L’avocate du policier est mécontente du prévenu : il a eu le culot de se plaindre en garde à vue de s’être fait taper dessus au moment de l’arrestation.

— Or le policier a été contraint de lui porter des coups de poing ! Il n’avait aucune volonté de le frapper. Il voulait juste faire son travail.

Elle demande 800 € au titre de son préjudice moral et 600 pour ses frais d’avocat.

La procureuse est bien d’accord : cette manière de vouloir renverser les choses en prétendant s’être fait tabasser est révoltante !

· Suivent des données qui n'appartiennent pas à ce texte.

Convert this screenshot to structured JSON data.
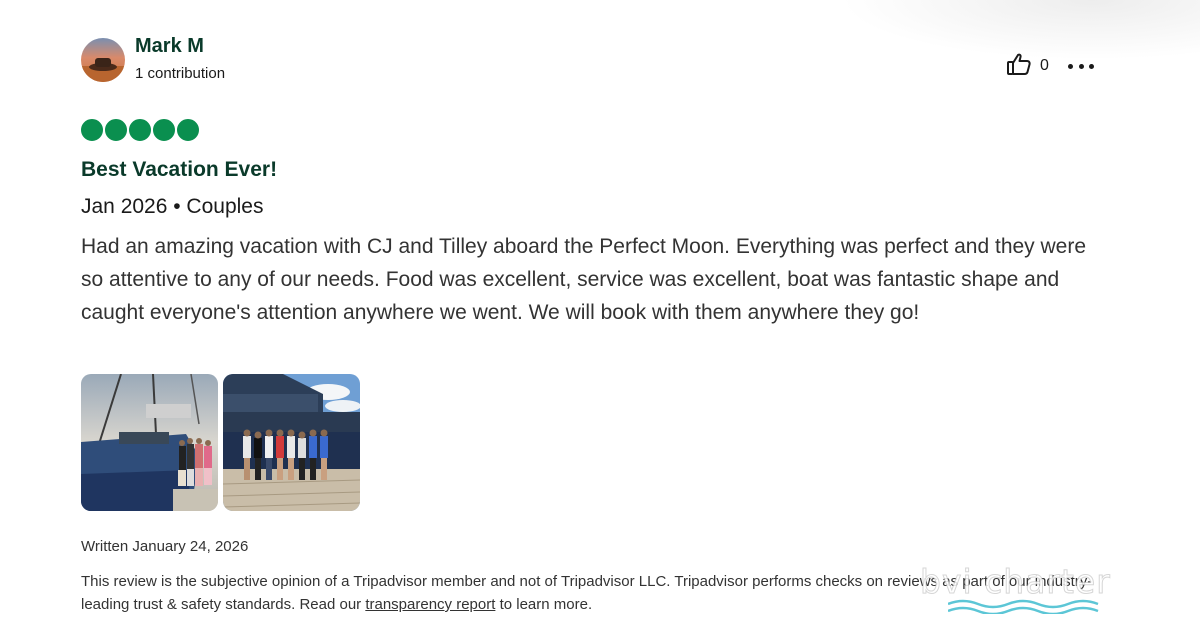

Pour le reste, « les faits sont désespérants au vu de son casier » : il a commis cette infraction seulement 3 mois après être sorti de prison. D’un ton définitif, elle déclare qu’il n’a « plus d’indulgence à attendre de la justice ». Sans que l’on sache très bien de quelle indulgence elle parle – ladite justice l’ayant envoyé 6 mois en prison l’année précédente. Elle demande un an de prison ferme et le maintien en détention.

L’avocate de Marlon E. s’indigne :

— Un an de détention ! Pour une tentative de vol qui vous a occupée à peine un quart d’heure !

Les juges n’hésitent pas longtemps : 8 mois fermes et maintien en détention. Et 1200 € pour le policier qui a reçu des coups de pied.